The animation demonstrates: - The Euler-criterion check: raising n to (p−1)/2 and watching it land on +1 (residue) or −1 (non-residue). - The p − 1 = Q · 2^S decomposition: peeling factors of 2 off p − 1 until only the odd part Q remains. - The order-reduction tweak loop: the running guess R, the "error" t, and the correction c updating each round until t collapses to 1 and R is the root. - Editable n and p, plus Play / Step / Reset controls and an operation log.

Summary¶

Tonelli-Shanks computes a modular square root — a solution to x² ≡ n (mod p) for an odd prime p. The first question is always solvability: Euler's criterion (n^((p-1)/2) ≡ 1 for a residue, ≡ −1 for a non-residue, captured by the Legendre symbol) answers it in one exponentiation. When the prime satisfies p ≡ 3 (mod 4), a single formula x = n^((p+1)/4) gives the root immediately — the common, easy case.
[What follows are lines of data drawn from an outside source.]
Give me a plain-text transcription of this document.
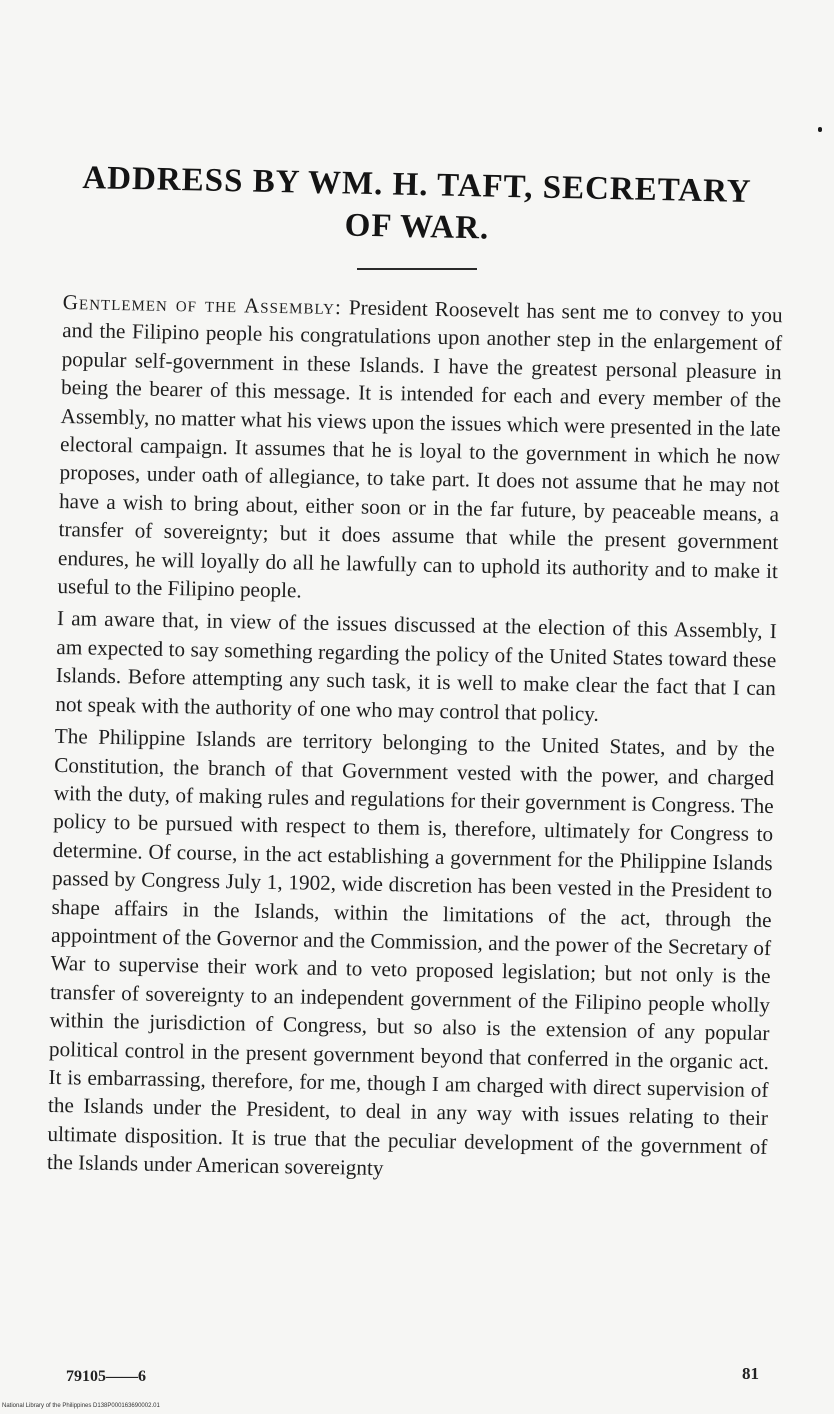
ADDRESS BY WM. H. TAFT, SECRETARY
OF WAR.

Gentlemen of the Assembly: President Roosevelt has sent me to convey to you and the Filipino people his congratulations upon another step in the enlargement of popular self-government in these Islands. I have the greatest personal pleasure in being the bearer of this message. It is intended for each and every member of the Assembly, no matter what his views upon the issues which were presented in the late electoral campaign. It assumes that he is loyal to the government in which he now proposes, under oath of allegiance, to take part. It does not assume that he may not have a wish to bring about, either soon or in the far future, by peaceable means, a transfer of sovereignty; but it does assume that while the present government endures, he will loyally do all he lawfully can to uphold its authority and to make it useful to the Filipino people.

I am aware that, in view of the issues discussed at the election of this Assembly, I am expected to say something regarding the policy of the United States toward these Islands. Before attempting any such task, it is well to make clear the fact that I can not speak with the authority of one who may control that policy.

The Philippine Islands are territory belonging to the United States, and by the Constitution, the branch of that Government vested with the power, and charged with the duty, of making rules and regulations for their government is Congress. The policy to be pursued with respect to them is, therefore, ultimately for Congress to determine. Of course, in the act establishing a government for the Philippine Islands passed by Congress July 1, 1902, wide discretion has been vested in the President to shape affairs in the Islands, within the limitations of the act, through the appointment of the Governor and the Commission, and the power of the Secretary of War to supervise their work and to veto proposed legislation; but not only is the transfer of sovereignty to an independent government of the Filipino people wholly within the jurisdiction of Congress, but so also is the extension of any popular political control in the present government beyond that conferred in the organic act. It is embarrassing, therefore, for me, though I am charged with direct supervision of the Islands under the President, to deal in any way with issues relating to their ultimate disposition. It is true that the peculiar development of the government of the Islands under American sovereignty

79105——6	81
National Library of the Philippines D138P000163690002.01
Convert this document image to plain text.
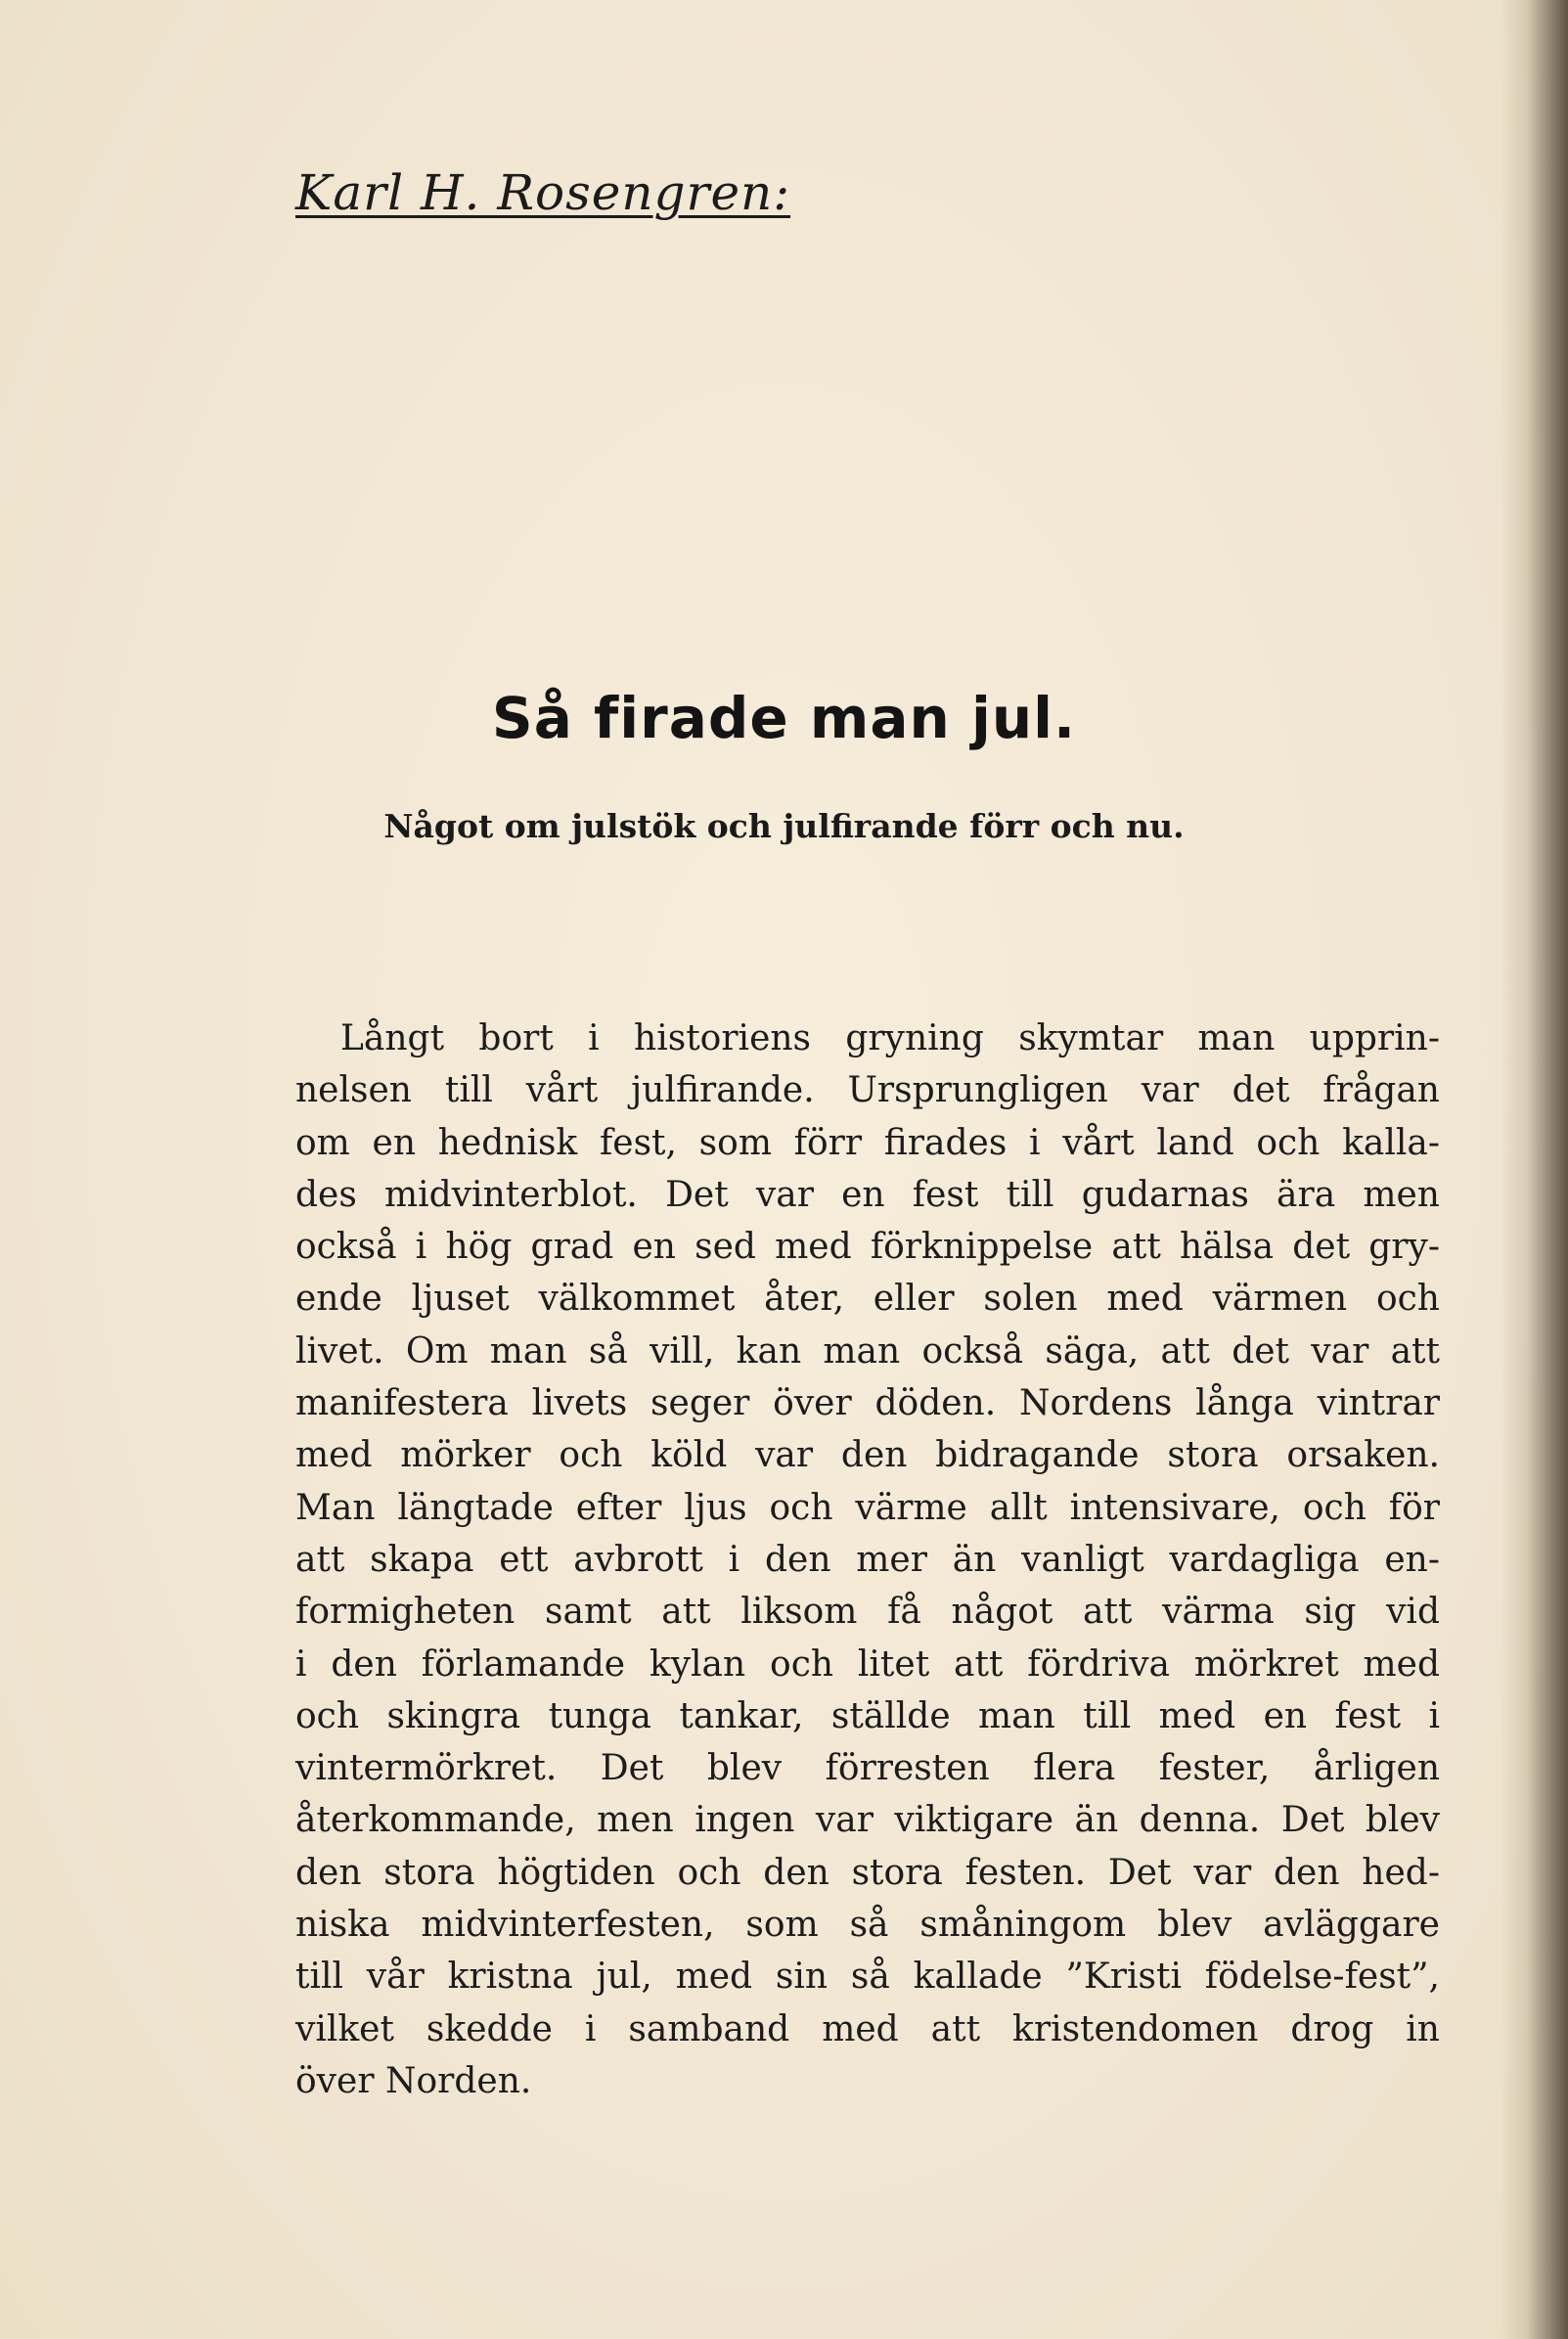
Karl H. Rosengren:
Så firade man jul.
Något om julstök och julfirande förr och nu.
Långt bort i historiens gryning skymtar man upprin-
nelsen till vårt julfirande. Ursprungligen var det frågan
om en hednisk fest, som förr firades i vårt land och kalla-
des midvinterblot. Det var en fest till gudarnas ära men
också i hög grad en sed med förknippelse att hälsa det gry-
ende ljuset välkommet åter, eller solen med värmen och
livet. Om man så vill, kan man också säga, att det var att
manifestera livets seger över döden. Nordens långa vintrar
med mörker och köld var den bidragande stora orsaken.
Man längtade efter ljus och värme allt intensivare, och för
att skapa ett avbrott i den mer än vanligt vardagliga en-
formigheten samt att liksom få något att värma sig vid
i den förlamande kylan och litet att fördriva mörkret med
och skingra tunga tankar, ställde man till med en fest i
vintermörkret. Det blev förresten flera fester, årligen
återkommande, men ingen var viktigare än denna. Det blev
den stora högtiden och den stora festen. Det var den hed-
niska midvinterfesten, som så småningom blev avläggare
till vår kristna jul, med sin så kallade ”Kristi födelse-fest”,
vilket skedde i samband med att kristendomen drog in
över Norden.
Otherwise the full algorithm splits p − 1 = Q · 2^S, grabs a quadratic non-residue z, and iteratively nudges a guess R by power-of-two corrections until the error t reaches 1. Every QR has exactly two roots, x and p − x, and you should always re-square to verify. This is the k = 2 cousin of the general discrete-root problem (sibling 13); for composite moduli you add CRT and Hensel lifting. Master the criterion and the easy shortcut here, and the full loop in middle.md will feel like organized bookkeeping.